En l’espèce, compte tenu du taux contractuel, il apparaît que les montants susceptibles d’être effectivement perçus par le prêteur au titre des intérêts au taux légal pour les créanciers professionnels, même non majoré de plein droit de cinq points deux mois après la signification du jugement, en application de l’article L313-3 du code monétaire et financier, ne sont pas significativement inférieurs, voir sont égaux et mêmes supérieurs à ceux dont il aurait pu bénéficier s’il avait respecté ses obligations.
Si le débiteur peut solliciter, après condamnation, l’exonération de la majoration, une telle mesure ne reste que facultative, subordonnée à la mise en œuvre d’un recours au stade de l’exécution. Or le prononcé d’une condamnation impliquant la majoration automatique du taux d’intérêt contrevient aux objectifs du droit communautaire, puisque la possible exonération par le juge de l’exécution demeure aléatoire, ce qui laisse subsister dans l’ordonnancement juridique des décisions portant une sanction non effective.
Il convient dès lors d’écarter tout intérêt moratoire, même au taux légal non majoré, afin d’assurer le caractère effectif et dissuasif de la sanction de déchéance du droit aux intérêts.
4. Sur les demandes accessoires
En application des dispositions de l’article 696 du code de procédure civile, Mme, [P], [A] épouse, [Z], partie perdante, sera condamnée aux dépens.
Eu égard à la situation respective des parties, il n’y a par ailleurs pas lieu à condamnation au titre de l’article 700 du code de procédure civile et la SA, [E] CONSUMER FINANCE sera déboutée de sa demande de ce chef.

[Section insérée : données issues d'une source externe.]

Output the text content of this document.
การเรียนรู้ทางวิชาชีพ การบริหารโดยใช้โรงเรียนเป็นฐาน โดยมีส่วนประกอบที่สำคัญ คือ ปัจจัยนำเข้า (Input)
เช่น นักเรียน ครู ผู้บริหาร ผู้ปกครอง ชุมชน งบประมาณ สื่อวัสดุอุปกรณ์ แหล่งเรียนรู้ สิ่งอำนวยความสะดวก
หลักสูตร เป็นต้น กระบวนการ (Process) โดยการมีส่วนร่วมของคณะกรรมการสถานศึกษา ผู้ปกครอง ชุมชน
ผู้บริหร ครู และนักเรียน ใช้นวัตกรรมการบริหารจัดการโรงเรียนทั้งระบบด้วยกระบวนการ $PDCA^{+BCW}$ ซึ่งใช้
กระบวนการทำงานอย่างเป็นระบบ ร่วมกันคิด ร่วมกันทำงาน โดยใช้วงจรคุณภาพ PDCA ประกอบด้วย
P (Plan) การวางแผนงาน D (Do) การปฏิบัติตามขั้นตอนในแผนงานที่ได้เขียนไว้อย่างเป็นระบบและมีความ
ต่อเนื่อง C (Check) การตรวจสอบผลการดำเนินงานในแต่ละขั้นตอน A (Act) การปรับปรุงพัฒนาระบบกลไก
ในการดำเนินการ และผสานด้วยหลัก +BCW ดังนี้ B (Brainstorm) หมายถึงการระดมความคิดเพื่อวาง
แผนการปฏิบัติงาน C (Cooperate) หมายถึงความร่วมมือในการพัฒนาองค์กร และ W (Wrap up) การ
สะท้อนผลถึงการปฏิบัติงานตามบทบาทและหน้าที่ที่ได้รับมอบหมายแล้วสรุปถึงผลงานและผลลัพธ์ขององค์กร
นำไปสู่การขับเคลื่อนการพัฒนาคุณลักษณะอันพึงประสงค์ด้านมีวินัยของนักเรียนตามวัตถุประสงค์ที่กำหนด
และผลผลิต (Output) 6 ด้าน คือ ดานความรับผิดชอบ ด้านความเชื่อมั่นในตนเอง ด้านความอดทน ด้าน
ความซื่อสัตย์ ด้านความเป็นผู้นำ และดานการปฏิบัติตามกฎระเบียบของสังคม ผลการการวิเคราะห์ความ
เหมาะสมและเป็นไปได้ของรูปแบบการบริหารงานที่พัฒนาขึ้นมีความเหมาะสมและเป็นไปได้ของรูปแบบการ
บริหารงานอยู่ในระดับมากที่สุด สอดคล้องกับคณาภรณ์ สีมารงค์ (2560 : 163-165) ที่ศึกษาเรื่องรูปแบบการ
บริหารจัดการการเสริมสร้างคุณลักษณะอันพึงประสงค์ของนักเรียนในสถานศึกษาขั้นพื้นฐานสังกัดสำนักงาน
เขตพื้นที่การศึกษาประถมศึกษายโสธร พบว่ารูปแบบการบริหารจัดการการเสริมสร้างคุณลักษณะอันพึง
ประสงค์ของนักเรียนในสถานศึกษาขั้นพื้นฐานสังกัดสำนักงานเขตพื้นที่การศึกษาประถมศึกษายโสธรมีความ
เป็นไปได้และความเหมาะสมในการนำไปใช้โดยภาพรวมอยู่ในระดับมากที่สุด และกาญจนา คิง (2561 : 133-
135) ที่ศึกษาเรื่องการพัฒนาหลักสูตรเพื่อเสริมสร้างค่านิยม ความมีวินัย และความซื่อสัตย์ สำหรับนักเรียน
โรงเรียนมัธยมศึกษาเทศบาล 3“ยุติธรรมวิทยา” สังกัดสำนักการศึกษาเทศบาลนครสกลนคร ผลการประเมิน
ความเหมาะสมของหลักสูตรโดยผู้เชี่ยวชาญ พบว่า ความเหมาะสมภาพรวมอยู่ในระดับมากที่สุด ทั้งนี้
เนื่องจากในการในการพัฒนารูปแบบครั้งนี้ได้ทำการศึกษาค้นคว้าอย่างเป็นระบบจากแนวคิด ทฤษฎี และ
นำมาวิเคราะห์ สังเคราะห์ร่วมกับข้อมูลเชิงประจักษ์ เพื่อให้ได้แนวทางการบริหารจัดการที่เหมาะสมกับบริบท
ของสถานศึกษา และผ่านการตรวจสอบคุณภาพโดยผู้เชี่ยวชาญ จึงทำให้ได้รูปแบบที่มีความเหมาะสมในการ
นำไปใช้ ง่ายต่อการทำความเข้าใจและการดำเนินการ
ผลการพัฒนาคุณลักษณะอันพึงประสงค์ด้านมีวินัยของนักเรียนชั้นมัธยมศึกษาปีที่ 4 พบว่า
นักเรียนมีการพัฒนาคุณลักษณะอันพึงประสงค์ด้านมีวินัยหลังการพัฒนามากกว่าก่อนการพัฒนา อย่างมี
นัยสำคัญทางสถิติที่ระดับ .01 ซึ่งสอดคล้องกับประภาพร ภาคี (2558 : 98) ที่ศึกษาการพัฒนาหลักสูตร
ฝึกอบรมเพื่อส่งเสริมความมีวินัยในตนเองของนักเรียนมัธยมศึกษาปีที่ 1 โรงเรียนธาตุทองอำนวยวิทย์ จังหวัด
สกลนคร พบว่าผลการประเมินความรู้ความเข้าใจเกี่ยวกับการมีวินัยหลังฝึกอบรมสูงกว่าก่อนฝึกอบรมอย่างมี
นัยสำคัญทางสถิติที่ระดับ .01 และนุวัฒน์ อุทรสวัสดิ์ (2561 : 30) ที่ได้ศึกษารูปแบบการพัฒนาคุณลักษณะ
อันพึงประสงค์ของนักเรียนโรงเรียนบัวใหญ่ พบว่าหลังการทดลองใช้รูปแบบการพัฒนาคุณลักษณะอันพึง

Il convient enfin de rappeler que le présent jugement est de droit exécutoire à titre provisoire en application des dispositions de l’article 514 du code de procédure civile .
PAR CES MOTIFS
Le juge des contentieux de la protection, statuant après débats en audience publique, par jugement réputé contradictoire en premier ressort, rendu par mise à disposition au greffe,
DECLARE recevable l’action en paiement de la SA, [E] CONSUMER FINANCE ;
PRONONCE la déchéance du droit aux intérêts de la SA, [E] CONSUMER FINANCE BANQUE;
CONDAMNE Madame, [P], [A] épouse, [Z] à payer à la SA, [E] CONSUMER FINANCE la somme principale de 11 268,08 euros, sans intérêt même au taux légal ;
DEBOUTE la SA, [E] CONSUMER FINANCE du surplus de ses demandes ;
DIT n’y avoir lieu à condamnation au titre de l’article 700 du code de procédure civile et DEBOUTE la SA, [E] CONSUMER FINANCE de sa demande de ce chef ;
CONDAMNE Mme, [P], [A] épouse, [Z] aux dépens ;
RAPPELLE que le présent jugement est de droit exécutoire à titre provisoire.